By Annette Pinder
While getting the flu is nothing to sneeze at, letting your doctor know that you are sick will likely result in a prescription for the antiviral pill oseltamivir (Tamiflu) that you can take at home to help shorten the course of your illness.
Now, Pfizer, the manufacturer of the mRNA vaccine currently being used to protect against Covid-19, is developing an antiviral pill to shorten the course of the virus in those who get it. According to Pfizer, when mice were given the drug orally, it reached high enough levels in the body to block the coronavirus.
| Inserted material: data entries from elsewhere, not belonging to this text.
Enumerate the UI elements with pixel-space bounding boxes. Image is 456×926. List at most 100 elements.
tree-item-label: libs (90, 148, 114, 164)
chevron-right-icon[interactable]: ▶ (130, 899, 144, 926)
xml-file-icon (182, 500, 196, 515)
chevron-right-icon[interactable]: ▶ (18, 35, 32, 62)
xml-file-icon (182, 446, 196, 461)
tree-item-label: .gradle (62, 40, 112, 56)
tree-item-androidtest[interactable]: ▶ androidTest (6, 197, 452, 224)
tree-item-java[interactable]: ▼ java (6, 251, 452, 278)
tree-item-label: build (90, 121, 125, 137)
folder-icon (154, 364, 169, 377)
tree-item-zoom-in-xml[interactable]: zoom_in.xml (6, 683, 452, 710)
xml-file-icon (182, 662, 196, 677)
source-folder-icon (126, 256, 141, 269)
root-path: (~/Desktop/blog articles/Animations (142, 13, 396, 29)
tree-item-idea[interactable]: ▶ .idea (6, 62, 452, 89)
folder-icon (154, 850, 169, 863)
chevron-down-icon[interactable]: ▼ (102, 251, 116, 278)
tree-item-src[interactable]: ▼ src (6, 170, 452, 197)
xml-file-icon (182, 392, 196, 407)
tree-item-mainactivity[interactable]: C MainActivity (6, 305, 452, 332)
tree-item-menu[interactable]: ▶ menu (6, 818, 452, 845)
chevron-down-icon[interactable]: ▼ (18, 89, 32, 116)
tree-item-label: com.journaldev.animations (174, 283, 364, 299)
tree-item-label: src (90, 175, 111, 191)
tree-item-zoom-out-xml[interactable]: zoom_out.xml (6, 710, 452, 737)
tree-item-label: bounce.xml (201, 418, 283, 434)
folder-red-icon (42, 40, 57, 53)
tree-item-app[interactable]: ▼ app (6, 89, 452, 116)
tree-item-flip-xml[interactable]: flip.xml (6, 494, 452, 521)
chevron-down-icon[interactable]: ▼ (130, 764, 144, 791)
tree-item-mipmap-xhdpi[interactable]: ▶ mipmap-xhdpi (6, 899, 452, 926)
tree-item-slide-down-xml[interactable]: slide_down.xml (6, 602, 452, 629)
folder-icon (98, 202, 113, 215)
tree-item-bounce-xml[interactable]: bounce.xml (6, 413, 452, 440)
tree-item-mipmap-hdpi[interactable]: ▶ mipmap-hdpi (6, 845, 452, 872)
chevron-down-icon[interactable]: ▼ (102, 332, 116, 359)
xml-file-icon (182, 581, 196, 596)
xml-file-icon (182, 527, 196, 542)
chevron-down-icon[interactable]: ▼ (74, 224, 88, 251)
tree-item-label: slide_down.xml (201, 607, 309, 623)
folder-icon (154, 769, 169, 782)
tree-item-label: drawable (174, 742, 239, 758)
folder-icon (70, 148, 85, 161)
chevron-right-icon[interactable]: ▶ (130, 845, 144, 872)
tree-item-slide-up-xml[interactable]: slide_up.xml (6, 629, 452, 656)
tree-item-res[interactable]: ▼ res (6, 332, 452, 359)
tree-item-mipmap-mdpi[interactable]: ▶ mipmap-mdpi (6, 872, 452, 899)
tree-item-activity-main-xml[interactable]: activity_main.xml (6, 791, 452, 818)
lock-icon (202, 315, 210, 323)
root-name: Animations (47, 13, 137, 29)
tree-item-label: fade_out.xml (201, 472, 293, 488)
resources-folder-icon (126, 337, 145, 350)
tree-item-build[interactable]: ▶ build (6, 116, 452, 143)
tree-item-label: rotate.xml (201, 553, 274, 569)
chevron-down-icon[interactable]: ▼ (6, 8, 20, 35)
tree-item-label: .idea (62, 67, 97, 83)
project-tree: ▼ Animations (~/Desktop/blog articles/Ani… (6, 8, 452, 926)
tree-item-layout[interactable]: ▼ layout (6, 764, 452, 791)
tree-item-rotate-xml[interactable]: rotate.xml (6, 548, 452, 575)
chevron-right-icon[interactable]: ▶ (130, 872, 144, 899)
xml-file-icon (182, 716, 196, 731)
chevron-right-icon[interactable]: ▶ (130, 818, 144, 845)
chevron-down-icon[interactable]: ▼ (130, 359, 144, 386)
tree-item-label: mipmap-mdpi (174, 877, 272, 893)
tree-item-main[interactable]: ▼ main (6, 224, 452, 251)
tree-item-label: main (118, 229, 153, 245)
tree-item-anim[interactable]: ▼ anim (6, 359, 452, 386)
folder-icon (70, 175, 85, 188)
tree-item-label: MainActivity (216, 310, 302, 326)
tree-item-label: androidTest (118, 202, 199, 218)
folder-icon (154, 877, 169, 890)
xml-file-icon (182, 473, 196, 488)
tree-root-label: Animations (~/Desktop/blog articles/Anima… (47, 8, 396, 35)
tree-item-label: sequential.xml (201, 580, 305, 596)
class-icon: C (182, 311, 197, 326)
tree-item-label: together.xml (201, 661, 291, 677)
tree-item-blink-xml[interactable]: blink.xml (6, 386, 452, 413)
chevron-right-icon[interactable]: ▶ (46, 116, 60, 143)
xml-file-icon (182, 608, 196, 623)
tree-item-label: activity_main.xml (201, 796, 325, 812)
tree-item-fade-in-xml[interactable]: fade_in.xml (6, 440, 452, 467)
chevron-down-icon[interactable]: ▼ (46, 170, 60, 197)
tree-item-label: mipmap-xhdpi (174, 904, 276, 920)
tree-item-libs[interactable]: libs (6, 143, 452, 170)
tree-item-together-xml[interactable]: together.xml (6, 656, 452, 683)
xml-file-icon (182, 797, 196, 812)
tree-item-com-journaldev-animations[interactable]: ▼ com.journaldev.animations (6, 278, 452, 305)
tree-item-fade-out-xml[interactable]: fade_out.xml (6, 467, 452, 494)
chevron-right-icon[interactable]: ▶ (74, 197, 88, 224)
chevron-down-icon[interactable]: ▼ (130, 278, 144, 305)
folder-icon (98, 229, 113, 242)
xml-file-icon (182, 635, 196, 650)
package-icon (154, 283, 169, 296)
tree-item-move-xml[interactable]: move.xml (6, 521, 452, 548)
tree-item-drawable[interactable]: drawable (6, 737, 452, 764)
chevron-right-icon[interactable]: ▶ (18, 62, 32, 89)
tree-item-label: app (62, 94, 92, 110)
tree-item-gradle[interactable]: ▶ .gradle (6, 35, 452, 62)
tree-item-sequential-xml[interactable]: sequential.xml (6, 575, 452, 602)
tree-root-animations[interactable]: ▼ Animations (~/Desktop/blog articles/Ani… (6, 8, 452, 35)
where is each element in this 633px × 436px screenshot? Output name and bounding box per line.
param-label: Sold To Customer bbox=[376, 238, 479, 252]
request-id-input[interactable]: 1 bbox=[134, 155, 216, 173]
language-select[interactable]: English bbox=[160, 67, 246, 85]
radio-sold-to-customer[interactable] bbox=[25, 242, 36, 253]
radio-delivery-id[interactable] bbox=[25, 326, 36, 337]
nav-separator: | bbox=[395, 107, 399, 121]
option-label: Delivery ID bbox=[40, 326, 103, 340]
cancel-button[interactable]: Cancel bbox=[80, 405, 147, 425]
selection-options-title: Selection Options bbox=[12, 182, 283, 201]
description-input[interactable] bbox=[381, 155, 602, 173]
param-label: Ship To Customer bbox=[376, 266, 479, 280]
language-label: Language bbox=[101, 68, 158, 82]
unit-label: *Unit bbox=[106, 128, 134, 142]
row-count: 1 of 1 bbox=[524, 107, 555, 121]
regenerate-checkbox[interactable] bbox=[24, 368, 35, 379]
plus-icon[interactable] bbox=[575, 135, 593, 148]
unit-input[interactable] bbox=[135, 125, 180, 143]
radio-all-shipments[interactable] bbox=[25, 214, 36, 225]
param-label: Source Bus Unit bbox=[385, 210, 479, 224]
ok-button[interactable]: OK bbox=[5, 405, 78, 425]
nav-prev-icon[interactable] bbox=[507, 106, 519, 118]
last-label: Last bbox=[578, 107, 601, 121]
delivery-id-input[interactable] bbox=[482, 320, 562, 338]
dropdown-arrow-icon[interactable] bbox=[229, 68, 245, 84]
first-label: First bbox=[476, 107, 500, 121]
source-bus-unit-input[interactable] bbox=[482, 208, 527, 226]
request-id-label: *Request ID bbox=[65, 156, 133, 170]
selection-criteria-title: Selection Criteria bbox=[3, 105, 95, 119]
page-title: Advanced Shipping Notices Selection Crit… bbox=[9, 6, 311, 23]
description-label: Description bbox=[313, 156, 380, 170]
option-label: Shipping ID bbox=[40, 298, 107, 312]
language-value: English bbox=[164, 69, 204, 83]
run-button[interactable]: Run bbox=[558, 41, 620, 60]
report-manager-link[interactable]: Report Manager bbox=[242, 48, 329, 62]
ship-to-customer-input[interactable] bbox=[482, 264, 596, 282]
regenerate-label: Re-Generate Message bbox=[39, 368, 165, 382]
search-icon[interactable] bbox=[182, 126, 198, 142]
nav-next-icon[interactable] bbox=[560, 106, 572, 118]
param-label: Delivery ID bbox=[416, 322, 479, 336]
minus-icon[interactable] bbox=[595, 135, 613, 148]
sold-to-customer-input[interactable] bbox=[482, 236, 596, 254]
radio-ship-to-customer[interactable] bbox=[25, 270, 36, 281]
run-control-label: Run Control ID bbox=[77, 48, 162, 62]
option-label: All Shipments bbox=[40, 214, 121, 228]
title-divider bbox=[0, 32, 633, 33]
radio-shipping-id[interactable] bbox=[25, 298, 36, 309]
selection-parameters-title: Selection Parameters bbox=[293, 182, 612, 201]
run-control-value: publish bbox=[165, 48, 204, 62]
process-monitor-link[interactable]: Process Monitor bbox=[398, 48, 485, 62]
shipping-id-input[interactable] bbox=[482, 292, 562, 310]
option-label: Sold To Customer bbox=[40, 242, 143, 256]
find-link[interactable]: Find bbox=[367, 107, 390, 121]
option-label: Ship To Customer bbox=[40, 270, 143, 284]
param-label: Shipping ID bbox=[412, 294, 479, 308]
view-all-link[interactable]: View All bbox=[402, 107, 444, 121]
The pill, already in late-stage human trials, would be given at the first sign of a coronavirus infection to prevent it from becoming severe.
Recently, the U.S. government announced an allocation of $3 billion toward the effort of developing an antiviral drug to use against viruses that could cause future pandemics. Having a pill to treat COVID would be a game changer. The antiviral treatments being investigated by Pfizer are part of a class of medicines known as protease inhibitors, which inhibit the enzyme needed by the virus to replicate in human cells. Protease inhibitors are currently being used sucdessfully to treat HIV and hepatitis C.
Antiviral pills are desperately needed for Covid-19. Although vaccines are effective at preventing the virus, getting vaccines to the entire world may take years. Additionally, if people continue to refuse vaccinations, the virus will continue to mutate. Drugs being used now to treat early Covid-19 are antibodies that require infusion at a medical facility. Taking a pill, without needing to go to a doctor or hospital, would be so much easier.
If Pfizer’s antiviral medication receives authorization from the FDA, it could prevent newly infected people with Covid from becoming seriously ill and requiring hospitalization, and may even be ready by the end of this year. Pfizer says the drug, which might be given twice a day for about five days, may also be effective against the emerging variants. Pfizer is also working on an injectable anti-viral drug.
However, Pfizer isn’t the only big pharmaceutical company with a potential Covid-19 pill. Merck, and its partner Ridgeback Biotherapeutics, are also in late-stage clinical trials testing a drug called molnupiravir, is another potential COVID-19 pill that works through a different mechanism.
Scientists anticipate that one important challenge associated with antiviral pills is that people will need to receive them at the first signs of a COVID infection. However, if both of these pills prove to be successful, it would be great news for all of us in helping to keep Covid-19 under control in ways that influenza antiviral medications are able to do for us now. The progress we are making in science should bring us all a great deal of hope.